The-Powder-Toy/The-Powder-Toy

Serial computation bias vs scan-line parallelized approach just with a different kind of bias.

tugrul512bit opened this issue · 2 comments

Since particles can be anywhere on screen and the particle updates go through the particle array the same every frame, the serial-update has a bias that makes some skewed results that are not easily visible. So, would it matter if we had multiple threads with their own biases not touching each others' borders?

Is it possible to divide the screen into scan-lines and give each thread their own 2-3 lines of pixels with 2-3 pixels of gap from other threads? Would this stop each thread writing onto other threads private pixels? I mean, compute all scan-lines then compute all gaps, there are bands of strides between all threads. Is there any side-effect that may cause a visible simulation bias compared to whole-screen bias?

In any part of simulation step, do far-away particles ever require each others' data in same update logic? What about pressure & heat simulations? Would they require extra care when multiple particles are computed at once?

If 2-3 lines of gap is not enough to separate thread-private pixels (that contain particles), how high would the gap be to totally separate dependencies of multiple-threads?

If scan-line works, then what about checker-board approach that computes black squares first then white squares (or maybe interior of them if touching corners are an issue)?

Running 4-16 instances of TPT is ok for many computers. Even if just L2 caches of other cores can store some temporary variables, it would be faster than just relying on big L3 cache right? Is there a way to harness this extra cache space without too much code re-writing? Maybe like changing current core on-the-fly (affinity) depending on id of particle or line number of pixels or something else? Maybe even separating pressure & heat data to different caches would give some speedup (by reducing cache-thrashing)?

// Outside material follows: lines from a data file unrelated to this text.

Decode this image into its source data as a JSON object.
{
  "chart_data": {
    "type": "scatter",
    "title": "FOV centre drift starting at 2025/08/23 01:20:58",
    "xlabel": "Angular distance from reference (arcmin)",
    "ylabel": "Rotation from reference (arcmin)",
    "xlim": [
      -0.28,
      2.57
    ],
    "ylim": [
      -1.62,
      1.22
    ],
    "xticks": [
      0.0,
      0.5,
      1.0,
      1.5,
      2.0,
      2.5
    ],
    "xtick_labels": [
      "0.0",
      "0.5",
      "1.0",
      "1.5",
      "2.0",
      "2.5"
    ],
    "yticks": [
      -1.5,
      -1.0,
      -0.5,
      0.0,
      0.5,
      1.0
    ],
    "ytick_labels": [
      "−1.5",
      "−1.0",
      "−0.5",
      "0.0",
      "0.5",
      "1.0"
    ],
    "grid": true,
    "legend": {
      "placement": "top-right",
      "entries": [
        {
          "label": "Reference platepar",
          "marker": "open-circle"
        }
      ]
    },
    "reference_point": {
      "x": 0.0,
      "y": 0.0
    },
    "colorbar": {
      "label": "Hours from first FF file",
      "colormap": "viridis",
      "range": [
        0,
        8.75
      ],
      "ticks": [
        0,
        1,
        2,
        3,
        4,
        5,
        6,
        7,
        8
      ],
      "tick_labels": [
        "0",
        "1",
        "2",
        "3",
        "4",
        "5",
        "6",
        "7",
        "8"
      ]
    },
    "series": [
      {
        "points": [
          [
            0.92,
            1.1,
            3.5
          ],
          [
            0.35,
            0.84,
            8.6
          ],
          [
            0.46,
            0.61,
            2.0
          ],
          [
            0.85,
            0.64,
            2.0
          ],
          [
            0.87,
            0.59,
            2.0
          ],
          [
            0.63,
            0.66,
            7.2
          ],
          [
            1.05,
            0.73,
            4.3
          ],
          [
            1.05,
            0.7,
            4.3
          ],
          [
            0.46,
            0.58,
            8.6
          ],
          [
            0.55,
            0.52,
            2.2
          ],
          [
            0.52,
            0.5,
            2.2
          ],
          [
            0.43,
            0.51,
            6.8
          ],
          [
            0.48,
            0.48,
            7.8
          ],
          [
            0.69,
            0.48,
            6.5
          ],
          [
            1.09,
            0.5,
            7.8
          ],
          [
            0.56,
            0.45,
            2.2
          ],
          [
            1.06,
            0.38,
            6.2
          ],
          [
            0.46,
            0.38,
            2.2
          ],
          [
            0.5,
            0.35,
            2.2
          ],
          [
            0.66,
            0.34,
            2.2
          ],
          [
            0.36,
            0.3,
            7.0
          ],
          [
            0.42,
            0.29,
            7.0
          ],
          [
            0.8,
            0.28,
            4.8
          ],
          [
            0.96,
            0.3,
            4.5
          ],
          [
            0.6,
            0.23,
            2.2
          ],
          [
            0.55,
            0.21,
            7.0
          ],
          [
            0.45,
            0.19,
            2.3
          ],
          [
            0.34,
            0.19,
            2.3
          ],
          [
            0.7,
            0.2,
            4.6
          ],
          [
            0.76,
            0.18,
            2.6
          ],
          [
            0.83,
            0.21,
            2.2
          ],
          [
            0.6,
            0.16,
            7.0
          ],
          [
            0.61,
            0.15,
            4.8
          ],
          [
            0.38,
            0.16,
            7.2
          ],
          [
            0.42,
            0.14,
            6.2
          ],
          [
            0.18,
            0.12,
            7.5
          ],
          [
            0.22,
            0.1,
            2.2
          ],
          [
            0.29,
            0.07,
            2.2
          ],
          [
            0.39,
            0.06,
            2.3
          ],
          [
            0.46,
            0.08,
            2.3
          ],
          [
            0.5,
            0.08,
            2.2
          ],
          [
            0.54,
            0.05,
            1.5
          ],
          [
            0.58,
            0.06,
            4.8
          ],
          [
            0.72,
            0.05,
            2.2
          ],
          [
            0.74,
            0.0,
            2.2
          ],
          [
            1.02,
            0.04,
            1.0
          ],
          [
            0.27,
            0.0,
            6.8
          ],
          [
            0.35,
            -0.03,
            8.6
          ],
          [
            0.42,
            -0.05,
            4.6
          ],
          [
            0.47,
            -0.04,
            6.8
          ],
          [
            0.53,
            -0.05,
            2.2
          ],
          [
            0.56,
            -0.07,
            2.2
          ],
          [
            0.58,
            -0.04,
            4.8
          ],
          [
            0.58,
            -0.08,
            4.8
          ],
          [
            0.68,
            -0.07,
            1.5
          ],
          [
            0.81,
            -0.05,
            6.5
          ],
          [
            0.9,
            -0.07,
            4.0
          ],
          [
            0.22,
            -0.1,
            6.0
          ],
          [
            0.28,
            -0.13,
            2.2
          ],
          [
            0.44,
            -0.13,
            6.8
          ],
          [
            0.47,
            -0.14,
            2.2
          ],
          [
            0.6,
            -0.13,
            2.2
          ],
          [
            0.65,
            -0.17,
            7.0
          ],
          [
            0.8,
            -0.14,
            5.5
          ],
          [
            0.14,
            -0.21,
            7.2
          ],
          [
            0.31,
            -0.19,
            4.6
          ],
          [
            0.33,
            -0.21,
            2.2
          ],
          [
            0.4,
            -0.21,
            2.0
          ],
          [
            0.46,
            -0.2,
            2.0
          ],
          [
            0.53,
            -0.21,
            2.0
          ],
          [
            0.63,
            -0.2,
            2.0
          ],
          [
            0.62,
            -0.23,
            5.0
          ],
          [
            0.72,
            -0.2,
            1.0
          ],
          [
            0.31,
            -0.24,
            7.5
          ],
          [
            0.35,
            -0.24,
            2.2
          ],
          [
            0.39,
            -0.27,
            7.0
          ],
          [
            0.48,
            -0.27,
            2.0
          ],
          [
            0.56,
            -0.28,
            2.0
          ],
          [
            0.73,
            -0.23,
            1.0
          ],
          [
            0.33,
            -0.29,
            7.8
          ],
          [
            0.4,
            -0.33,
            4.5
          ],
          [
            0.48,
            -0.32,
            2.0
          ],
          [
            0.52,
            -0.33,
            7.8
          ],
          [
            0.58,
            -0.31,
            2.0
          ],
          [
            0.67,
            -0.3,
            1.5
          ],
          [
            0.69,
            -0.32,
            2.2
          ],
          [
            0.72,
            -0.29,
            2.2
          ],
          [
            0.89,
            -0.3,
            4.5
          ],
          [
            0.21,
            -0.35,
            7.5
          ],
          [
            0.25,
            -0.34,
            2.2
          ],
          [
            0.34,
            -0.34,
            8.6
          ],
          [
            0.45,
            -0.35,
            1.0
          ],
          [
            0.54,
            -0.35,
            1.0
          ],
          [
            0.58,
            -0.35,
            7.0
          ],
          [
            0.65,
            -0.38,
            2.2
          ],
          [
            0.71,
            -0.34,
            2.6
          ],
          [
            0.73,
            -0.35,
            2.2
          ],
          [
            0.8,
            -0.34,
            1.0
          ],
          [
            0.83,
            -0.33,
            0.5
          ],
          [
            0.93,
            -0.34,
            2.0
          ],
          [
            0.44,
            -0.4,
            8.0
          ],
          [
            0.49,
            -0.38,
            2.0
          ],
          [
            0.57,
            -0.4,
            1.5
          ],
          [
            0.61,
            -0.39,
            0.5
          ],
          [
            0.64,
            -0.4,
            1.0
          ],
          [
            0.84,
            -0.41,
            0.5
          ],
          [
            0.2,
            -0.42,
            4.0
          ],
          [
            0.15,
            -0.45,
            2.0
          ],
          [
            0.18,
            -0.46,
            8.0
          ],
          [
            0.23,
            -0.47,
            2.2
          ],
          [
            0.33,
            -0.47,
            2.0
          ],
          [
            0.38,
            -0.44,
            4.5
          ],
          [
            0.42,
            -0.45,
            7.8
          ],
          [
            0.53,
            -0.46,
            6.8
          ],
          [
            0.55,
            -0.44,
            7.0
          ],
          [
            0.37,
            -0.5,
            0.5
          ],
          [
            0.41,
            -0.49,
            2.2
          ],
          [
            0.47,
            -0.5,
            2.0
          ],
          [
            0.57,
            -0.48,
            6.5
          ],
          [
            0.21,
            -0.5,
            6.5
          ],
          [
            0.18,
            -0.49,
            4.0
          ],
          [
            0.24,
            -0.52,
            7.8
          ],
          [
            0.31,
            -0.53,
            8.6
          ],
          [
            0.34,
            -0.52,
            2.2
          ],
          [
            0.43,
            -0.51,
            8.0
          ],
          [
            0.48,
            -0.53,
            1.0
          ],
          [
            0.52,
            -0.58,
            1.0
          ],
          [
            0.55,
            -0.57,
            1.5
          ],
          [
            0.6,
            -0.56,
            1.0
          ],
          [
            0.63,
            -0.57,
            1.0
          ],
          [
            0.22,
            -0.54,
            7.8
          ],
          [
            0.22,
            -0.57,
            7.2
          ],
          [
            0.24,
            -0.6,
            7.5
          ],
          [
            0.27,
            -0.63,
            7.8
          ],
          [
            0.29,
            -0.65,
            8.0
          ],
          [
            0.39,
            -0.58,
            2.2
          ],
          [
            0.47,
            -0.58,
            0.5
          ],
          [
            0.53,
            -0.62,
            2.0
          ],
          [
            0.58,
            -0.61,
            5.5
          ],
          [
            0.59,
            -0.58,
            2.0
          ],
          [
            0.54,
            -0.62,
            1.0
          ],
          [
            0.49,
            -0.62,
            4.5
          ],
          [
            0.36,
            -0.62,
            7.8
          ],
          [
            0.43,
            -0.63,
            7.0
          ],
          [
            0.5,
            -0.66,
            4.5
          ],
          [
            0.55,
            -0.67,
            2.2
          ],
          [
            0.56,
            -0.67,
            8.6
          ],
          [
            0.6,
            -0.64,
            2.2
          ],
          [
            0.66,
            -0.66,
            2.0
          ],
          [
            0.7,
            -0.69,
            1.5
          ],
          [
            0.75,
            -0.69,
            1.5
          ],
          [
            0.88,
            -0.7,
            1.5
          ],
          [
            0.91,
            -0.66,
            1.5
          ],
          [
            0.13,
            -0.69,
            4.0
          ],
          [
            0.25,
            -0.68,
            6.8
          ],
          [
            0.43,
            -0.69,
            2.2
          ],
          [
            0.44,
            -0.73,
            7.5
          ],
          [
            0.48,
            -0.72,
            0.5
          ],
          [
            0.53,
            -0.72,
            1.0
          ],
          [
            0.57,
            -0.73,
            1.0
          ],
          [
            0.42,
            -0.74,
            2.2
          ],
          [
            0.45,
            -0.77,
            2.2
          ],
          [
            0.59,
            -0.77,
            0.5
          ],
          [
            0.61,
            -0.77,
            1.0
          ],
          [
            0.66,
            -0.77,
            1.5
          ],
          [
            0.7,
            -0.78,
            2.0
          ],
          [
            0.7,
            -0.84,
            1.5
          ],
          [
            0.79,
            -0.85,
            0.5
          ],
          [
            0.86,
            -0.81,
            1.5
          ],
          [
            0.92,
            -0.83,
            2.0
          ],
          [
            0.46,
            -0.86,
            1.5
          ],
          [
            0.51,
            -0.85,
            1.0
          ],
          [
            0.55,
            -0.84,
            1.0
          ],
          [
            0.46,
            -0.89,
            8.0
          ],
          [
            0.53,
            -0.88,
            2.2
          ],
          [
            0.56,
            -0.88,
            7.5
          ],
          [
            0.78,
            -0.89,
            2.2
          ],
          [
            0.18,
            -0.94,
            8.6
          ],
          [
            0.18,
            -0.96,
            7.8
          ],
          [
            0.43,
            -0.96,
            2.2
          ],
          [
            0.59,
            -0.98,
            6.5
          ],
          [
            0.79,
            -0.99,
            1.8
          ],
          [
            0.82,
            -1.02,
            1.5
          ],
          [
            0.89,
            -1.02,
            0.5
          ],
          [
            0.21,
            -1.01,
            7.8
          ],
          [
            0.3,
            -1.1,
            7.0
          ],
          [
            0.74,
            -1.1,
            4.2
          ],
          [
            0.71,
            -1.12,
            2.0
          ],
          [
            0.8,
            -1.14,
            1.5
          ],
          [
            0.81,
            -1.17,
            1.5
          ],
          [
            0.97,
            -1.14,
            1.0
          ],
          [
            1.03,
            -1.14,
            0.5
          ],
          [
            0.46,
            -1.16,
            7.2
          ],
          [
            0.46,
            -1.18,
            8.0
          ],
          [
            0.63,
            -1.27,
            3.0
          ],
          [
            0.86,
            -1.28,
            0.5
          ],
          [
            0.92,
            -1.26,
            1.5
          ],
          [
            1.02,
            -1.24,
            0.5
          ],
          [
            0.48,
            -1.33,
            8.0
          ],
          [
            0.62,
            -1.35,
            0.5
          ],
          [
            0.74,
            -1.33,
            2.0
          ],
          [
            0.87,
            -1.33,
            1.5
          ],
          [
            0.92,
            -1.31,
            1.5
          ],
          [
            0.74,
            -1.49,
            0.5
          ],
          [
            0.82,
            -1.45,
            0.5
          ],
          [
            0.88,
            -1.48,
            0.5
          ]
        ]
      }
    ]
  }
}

Far away particles can often require/change the data of other particles a ways away, even to across the entire screen. I'm not entirely sure what this is about though, so I'll just say that much and leave the rest to others.

jacob1 commented

Noita does something like this. There is a developer's conference talk they gave once about it. Essentially, your checkerboard idea, but you have to split it into 4 parts instead of 2 because the corners touch. The size of each checkerboard tile would need some thought. Update functions for most elements scan up to two locations away. But the exceptions to this are extreme (as mentioned above). Some can literally write across the entire screen, so in order to accomodate that there needs to be a separation of "close" update functions and probably a single threaded loop for any exceptions at the end of the simulation update.
Then you get into movement, which is just as crazy. In the normal case, powders can move just one pixel per frame, but when you consider air simulation and velocity, the velocity cap is 1000 right now. This would need to be decreased to half the size of each checkerboard tile, either that or high velocity particles have to be simulated separately. Then you have liquids ... which can move 30 pixels per frame even with no velocity. Might be a good idea to revisit that.

So ultimately, this idea can't be implemented without compromises. I prefer to compromise by preserving existing behavior in separate loops after the simulation has run. I think this would still give huge performance benefits as most particles have standard behavior and movement most of the time. But then you can also compromise by reducing some of these extreme movement and update options, splitting them into separate loops only where absolutely necessary (just a few particles like *RAY and only if they shoot too far). The impacts to existing simulations might be small, and it would ensure the best performance happens in all situations.

Can't comment much on the cache stuff, as that's not my area of expertise. Recently we got a PR with an 8% performance boost by just barely changing any code. So yes, you can definitely improve performance with small changes, I just couldn't say what those are.

Just some of my thoughts ... I'd love if someone tried to implement some of these ideas, as they are not new. I've been thinking about it for years. I just don't have the time to look into the restructuring necessary. But if there's anything I've learned these past few years, it's that with just a bit of effort you can accomplish even things thought impossible. Given enough time I will eventually try to multithread tpt.